Manchester Business School reaction to Autumn Statement

31st October 2024, 2:03 pm

Ken McPhail, Head of Alliance Manchester Business School said:

“Today’s budget signals a shift in UK economic strategy in two ways. The energy profits levy, employers NI hike, minimum wage increases and VAT on private schools means the private sector and the better off will undoubtedly pay more. Supporters of Reeves will say that this reflects a focus on economic fairness needed to address the sense of disenfranchisement in many left behind neighbourhoods. Second, it’s a budget that prioritises public investment, for example in healthcare and education. It’s an approach that we’ve not seen in quite some time.

“Beyond the question of redistribution is, of course, growth and where it will come from.
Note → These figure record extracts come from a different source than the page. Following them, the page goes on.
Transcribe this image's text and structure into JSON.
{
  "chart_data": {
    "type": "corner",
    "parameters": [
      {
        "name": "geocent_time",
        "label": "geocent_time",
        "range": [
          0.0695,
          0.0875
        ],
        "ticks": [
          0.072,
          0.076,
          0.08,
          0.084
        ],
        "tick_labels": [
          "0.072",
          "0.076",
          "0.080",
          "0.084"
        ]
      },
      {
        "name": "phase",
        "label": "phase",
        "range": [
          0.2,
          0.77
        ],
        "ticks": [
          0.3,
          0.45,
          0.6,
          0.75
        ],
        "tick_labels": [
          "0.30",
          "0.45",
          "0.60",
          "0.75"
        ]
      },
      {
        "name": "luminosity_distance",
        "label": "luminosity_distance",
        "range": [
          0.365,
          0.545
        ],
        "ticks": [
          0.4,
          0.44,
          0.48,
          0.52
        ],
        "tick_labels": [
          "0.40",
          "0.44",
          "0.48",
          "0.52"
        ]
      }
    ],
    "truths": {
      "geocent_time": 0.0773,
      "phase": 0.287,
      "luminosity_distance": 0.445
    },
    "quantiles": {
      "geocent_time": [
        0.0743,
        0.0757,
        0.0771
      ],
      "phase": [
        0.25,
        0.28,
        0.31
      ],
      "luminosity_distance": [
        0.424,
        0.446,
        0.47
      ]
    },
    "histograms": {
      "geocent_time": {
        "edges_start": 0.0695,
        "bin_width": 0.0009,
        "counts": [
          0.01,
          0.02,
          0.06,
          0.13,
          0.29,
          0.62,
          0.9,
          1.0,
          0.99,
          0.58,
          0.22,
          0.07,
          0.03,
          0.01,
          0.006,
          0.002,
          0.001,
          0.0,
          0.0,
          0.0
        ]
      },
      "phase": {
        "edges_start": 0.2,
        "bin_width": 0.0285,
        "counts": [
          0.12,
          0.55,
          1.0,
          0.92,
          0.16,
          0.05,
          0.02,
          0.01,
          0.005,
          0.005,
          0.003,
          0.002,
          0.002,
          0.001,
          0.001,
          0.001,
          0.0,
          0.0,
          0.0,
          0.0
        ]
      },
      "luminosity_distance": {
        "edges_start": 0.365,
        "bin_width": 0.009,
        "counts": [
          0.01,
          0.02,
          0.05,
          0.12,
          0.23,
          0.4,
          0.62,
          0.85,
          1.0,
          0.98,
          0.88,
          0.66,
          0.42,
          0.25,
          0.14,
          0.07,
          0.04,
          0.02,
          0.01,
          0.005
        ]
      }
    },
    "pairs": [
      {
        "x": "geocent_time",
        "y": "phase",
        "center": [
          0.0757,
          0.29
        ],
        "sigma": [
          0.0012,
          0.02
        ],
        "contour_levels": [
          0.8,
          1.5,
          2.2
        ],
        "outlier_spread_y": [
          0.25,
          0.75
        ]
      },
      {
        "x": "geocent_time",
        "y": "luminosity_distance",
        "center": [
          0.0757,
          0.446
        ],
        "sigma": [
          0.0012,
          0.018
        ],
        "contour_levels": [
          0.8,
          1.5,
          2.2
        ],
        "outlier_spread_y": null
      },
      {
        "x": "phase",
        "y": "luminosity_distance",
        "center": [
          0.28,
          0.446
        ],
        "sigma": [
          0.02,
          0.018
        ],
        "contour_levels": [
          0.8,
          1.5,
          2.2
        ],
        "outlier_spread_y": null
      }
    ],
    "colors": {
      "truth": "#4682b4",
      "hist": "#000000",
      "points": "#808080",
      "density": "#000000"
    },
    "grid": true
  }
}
This is definitely a more interventionist government that doesn’t have the same faith in markets as its predecessors. The new National Wealth Fund, for example, will deliver funding to industries with highest growth potential.  However, more needs to be done here to link local pension funds with regional growth to drive investment into growth areas.  That said, positive announcements on devolution will increase the autonomy needed to more effectively coordinate local economic industrial strategy.

“Of course there was also a lot missing from the budget. Perhaps this was to be expected, however. Today’s budget is, after all, only a one-year budget settlement. The big budget decisions will follow the Spending Review process that will conclude in May or June next year that will set the spending envelope for the following three years.”